Are we ready for a bankrupt America?
Maybe it's sooner rather than later.
On Tuesday the feds announced that the federal deficit has already surpassed $1 trillion this fiscal year ... and there are still three months to go before its over.
Hard decisions must be made in the coming years on taxes, tax deductions, Social Security qualification and pension obligations. Our political leaders must have the courage to make these tough calls.
This is the third year in a row that the federal debt has crept past $1 trillion annually. The United States' debt is creeping toward the levels that are strangling Greece, Ireland, Hungary and other countries. It won't be long until our debt is at 100 percent of our Gross Domestic Product. In fact, the gross debt is at about 80 percent. The public debt -- owed by us -- is at 60 percent.
These kind of high debt numbers can't be sustained for long periods of times. If that happens, other countries won't want to sustain our debt by buying U.S. Treasuries. Money will get tighter, banks won't lend as freely as they can, and families won't spend money. Unfortunately, the federal commitments to Social Security, Medicare and public pensions are staggering.
If something isn't done to create money to deal with these trillions of dollars in obligations, we will become a bankrupt nation, and many of us will suffer. We may even see riots, such are occurring in Greece today.
The worst part of this pessmistic prognostication is that there exists the real possibility, indeed the probability, that the world we fathers and mothers and mentors leave for our younger generation will be poorer than the world we enjoyed. It's simple logic: you cannot spend outside your means forever without suffering. Every small business owner, or mother and father managing a budget, knows that truism.
The Obama administration has a national debt commission, chaired by Clinton administration official Erskine Bowles and former Republican Sen. Alan Simpson, that is working on solutions to dealing with this debt. On Sunday, Bowles warned leaders that every idea should be on the table. That includes raising the Social Security age eligibility, raising the income bar to qualify for Social Security and Medicare, and even ending the cherished home mortgage tax deduction.

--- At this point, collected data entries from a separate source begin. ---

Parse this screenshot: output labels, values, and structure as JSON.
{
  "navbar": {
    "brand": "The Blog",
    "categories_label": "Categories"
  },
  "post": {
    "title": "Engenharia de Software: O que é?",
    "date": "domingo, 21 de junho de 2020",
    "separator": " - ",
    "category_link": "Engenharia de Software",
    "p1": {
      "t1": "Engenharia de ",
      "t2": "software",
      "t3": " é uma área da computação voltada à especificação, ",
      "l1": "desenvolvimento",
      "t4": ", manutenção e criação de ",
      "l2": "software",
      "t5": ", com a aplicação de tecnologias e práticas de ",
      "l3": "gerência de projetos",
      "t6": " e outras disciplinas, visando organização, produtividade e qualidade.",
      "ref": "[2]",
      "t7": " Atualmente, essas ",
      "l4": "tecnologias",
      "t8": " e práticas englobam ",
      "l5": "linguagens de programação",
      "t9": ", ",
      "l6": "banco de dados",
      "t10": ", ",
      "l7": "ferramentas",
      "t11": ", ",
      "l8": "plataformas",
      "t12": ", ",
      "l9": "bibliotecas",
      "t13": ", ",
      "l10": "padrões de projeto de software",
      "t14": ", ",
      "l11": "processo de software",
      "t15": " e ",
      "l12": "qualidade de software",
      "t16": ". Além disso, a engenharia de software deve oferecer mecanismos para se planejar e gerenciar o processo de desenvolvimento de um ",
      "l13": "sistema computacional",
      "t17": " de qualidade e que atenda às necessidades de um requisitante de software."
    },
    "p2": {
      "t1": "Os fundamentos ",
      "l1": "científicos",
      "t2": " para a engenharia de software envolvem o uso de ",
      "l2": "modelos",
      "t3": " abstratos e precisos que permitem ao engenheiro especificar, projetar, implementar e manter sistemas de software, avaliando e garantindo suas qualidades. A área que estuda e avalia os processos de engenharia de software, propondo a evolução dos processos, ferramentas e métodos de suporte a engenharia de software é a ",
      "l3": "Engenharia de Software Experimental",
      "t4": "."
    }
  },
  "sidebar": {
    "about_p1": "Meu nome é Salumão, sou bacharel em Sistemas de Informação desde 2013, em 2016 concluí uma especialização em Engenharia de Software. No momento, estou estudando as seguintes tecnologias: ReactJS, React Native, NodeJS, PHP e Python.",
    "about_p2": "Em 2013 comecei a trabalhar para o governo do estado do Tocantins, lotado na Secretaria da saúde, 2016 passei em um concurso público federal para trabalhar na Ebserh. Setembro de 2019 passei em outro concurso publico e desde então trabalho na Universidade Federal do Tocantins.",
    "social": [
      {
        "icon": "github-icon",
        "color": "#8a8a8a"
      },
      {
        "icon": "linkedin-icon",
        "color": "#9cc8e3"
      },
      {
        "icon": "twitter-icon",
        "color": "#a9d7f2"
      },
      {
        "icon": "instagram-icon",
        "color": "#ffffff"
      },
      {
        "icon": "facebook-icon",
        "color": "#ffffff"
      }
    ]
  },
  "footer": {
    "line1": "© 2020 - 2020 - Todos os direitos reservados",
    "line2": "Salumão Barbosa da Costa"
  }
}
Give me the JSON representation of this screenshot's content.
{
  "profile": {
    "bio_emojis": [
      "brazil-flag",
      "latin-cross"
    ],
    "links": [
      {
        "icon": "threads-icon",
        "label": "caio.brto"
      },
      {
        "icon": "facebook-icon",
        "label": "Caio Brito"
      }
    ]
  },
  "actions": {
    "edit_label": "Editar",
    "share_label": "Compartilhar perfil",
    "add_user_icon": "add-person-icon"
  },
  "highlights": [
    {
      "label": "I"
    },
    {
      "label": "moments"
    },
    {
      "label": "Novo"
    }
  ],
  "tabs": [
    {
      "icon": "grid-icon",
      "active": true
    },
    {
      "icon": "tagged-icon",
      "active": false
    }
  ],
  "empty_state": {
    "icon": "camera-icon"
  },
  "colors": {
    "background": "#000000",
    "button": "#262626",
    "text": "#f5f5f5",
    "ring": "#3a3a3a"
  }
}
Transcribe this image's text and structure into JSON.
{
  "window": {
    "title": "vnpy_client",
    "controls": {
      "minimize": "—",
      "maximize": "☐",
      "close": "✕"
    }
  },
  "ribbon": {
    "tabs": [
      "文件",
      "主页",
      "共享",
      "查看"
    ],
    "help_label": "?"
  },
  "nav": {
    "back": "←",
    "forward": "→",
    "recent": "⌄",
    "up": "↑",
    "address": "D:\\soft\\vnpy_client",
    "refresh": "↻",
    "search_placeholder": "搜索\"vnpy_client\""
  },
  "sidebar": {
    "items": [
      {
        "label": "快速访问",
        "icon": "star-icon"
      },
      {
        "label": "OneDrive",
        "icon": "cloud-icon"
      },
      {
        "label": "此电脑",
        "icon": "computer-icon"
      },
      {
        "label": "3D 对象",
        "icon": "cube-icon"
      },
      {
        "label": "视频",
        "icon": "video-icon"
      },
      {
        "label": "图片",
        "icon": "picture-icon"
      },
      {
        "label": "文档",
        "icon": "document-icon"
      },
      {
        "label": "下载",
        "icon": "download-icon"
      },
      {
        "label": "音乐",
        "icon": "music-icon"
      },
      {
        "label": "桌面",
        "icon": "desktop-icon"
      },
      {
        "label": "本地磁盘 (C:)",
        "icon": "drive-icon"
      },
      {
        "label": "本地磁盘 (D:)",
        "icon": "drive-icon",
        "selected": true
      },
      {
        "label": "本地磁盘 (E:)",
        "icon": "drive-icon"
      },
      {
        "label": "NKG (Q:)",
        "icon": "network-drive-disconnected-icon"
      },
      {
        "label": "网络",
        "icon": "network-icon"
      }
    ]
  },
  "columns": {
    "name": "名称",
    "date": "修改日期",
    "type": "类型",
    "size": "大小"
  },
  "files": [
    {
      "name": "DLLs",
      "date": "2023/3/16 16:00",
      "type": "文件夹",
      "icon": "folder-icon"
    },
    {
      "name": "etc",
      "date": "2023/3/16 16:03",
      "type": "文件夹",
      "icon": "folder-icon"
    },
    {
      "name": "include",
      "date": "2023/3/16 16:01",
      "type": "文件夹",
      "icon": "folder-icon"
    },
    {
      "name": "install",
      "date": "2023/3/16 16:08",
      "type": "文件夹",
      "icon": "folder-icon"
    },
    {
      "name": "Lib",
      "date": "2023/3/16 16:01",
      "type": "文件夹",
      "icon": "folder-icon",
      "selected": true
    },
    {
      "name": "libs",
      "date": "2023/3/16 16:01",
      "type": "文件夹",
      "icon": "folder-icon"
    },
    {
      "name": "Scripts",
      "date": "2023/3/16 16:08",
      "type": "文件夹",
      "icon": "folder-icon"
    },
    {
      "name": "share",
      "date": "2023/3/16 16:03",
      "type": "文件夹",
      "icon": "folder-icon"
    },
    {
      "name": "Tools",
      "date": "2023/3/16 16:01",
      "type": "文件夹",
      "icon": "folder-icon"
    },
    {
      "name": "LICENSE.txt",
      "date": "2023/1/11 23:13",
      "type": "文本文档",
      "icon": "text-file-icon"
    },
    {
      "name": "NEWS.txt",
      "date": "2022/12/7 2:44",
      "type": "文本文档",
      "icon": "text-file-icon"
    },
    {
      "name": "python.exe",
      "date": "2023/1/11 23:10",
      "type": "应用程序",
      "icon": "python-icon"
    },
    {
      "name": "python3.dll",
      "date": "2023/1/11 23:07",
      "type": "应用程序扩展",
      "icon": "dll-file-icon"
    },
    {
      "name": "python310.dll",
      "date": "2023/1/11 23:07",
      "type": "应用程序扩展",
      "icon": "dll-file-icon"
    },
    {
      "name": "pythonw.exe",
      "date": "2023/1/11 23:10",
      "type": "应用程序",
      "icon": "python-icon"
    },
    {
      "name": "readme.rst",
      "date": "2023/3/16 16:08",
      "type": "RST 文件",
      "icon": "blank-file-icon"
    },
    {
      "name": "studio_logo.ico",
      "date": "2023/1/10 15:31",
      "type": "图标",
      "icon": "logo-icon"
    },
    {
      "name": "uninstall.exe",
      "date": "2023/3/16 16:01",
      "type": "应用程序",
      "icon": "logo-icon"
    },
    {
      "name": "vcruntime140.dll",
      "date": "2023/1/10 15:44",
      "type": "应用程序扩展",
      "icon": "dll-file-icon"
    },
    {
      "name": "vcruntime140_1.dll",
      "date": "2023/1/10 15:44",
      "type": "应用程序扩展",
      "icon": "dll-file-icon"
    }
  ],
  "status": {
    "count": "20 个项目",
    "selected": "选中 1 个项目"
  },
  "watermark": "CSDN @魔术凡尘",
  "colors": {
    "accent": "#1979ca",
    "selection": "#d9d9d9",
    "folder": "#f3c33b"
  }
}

The problem is, most pols are too cowardly to take tough steps because re-election means more to them than avoiding national bankruptcy. If the national debt commission is ever to have any teeth, or hope of meeting its objective, Congress needs to be mandated to have and up and down vote on its recommendations. No tinkering or watering down by scared pols can be tolerated.
We are in a real fiscal crisis. It can't be avoided. It needs to be fixed.